After thinking for a couple of seconds, the girl confidently stretched out her hand to the bag. And she did something that saved her father from debt, and herself from the need for marriage. Even the moneylender admitted the fairness of her act. What exactly did she do?

The girl pulled out a stone and, without having time to show it to anyone, as if accidentally dropped it on the path. The pebble immediately mixed with the rest of the pebble.

- Oh, I'm so clumsy! - the shopkeeper's daughter threw up her hands. - But that's okay. We can look into the bag. If there is a white stone left, then I pulled out a black one. And vice versa.
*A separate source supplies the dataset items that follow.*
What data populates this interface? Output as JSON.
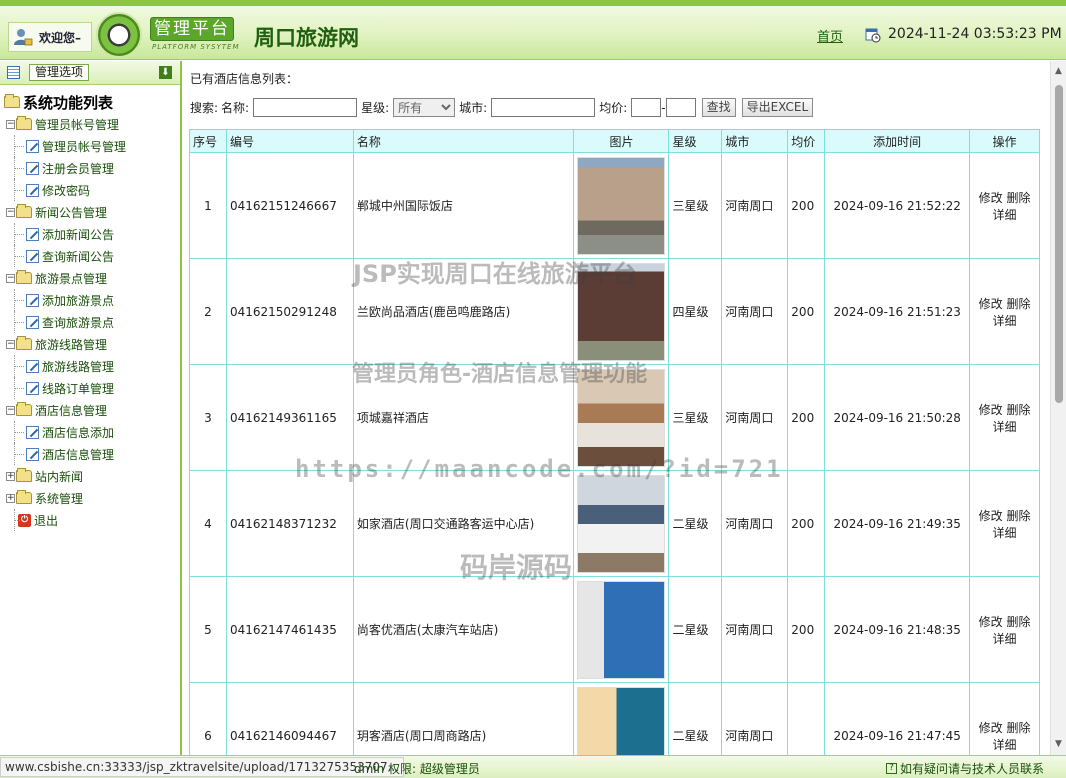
{
  "header": {
    "welcome": "欢迎您–",
    "platform_label": "管理平台",
    "platform_sub": "PLATFORM SYSYTEM",
    "site_title": "周口旅游网",
    "home_link": "首页",
    "datetime": "2024-11-24 03:53:23 PM"
  },
  "sidebar": {
    "title": "管理选项",
    "root": "系统功能列表",
    "groups": [
      {
        "label": "管理员帐号管理",
        "expanded": true,
        "items": [
          "管理员帐号管理",
          "注册会员管理",
          "修改密码"
        ]
      },
      {
        "label": "新闻公告管理",
        "expanded": true,
        "items": [
          "添加新闻公告",
          "查询新闻公告"
        ]
      },
      {
        "label": "旅游景点管理",
        "expanded": true,
        "items": [
          "添加旅游景点",
          "查询旅游景点"
        ]
      },
      {
        "label": "旅游线路管理",
        "expanded": true,
        "items": [
          "旅游线路管理",
          "线路订单管理"
        ]
      },
      {
        "label": "酒店信息管理",
        "expanded": true,
        "items": [
          "酒店信息添加",
          "酒店信息管理"
        ]
      },
      {
        "label": "站内新闻",
        "expanded": false,
        "items": []
      },
      {
        "label": "系统管理",
        "expanded": false,
        "items": []
      }
    ],
    "exit": "退出"
  },
  "main": {
    "list_title": "已有酒店信息列表：",
    "search": {
      "label": "搜索:",
      "name_label": "名称:",
      "name_value": "",
      "star_label": "星级:",
      "star_selected": "所有",
      "city_label": "城市:",
      "city_value": "",
      "price_label": "均价:",
      "price_sep": "-",
      "search_button": "查找",
      "export_button": "导出EXCEL"
    },
    "table": {
      "headers": [
        "序号",
        "编号",
        "名称",
        "图片",
        "星级",
        "城市",
        "均价",
        "添加时间",
        "操作"
      ],
      "rows": [
        {
          "no": "1",
          "code": "04162151246667",
          "name": "郸城中州国际饭店",
          "star": "三星级",
          "city": "河南周口",
          "price": "200",
          "time": "2024-09-16 21:52:22"
        },
        {
          "no": "2",
          "code": "04162150291248",
          "name": "兰欧尚品酒店(鹿邑鸣鹿路店)",
          "star": "四星级",
          "city": "河南周口",
          "price": "200",
          "time": "2024-09-16 21:51:23"
        },
        {
          "no": "3",
          "code": "04162149361165",
          "name": "项城嘉祥酒店",
          "star": "三星级",
          "city": "河南周口",
          "price": "200",
          "time": "2024-09-16 21:50:28"
        },
        {
          "no": "4",
          "code": "04162148371232",
          "name": "如家酒店(周口交通路客运中心店)",
          "star": "二星级",
          "city": "河南周口",
          "price": "200",
          "time": "2024-09-16 21:49:35"
        },
        {
          "no": "5",
          "code": "04162147461435",
          "name": "尚客优酒店(太康汽车站店)",
          "star": "二星级",
          "city": "河南周口",
          "price": "200",
          "time": "2024-09-16 21:48:35"
        },
        {
          "no": "6",
          "code": "04162146094467",
          "name": "玥客酒店(周口周商路店)",
          "star": "二星级",
          "city": "河南周口",
          "price": "",
          "time": "2024-09-16 21:47:45"
        }
      ],
      "op_edit": "修改",
      "op_delete": "删除",
      "op_detail": "详细"
    }
  },
  "watermarks": {
    "line1": "JSP实现周口在线旅游平台",
    "line2": "管理员角色-酒店信息管理功能",
    "line3": "https://maancode.com/?id=721",
    "line4": "码岸源码"
  },
  "statusbar": {
    "url": "www.csbishe.cn:33333/jsp_zktravelsite/upload/1713275353707...",
    "user_text": "dmin 权限:  超级管理员",
    "help_text": "如有疑问请与技术人员联系"
  },
  "colors": {
    "accent": "#8cc63f",
    "dark_green": "#1f5f0f",
    "table_header": "#d9fbfb",
    "table_border": "#7fdede"
  }
}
Of course, when everyone looked into the bag, a black stone was found there. Even the moneylender was forced to agree: this means that the girl pulled out the white one. And if so, there will be no wedding and the debt will have to be forgiven.

View answer Hide

8. Your code is confused …

You locked your suitcase with a three-digit code lock and accidentally forgot the numbers. But memory offers you the following clues:

• 682 - in this code one of the digits is correct and stands in its place;
• 614 - one of the numbers is correct, but out of place;
• 206 - two numbers are correct, but both are out of place;
• 738 - generally nonsense, not a single hit;
• 870 - one digit is correct, but out of place.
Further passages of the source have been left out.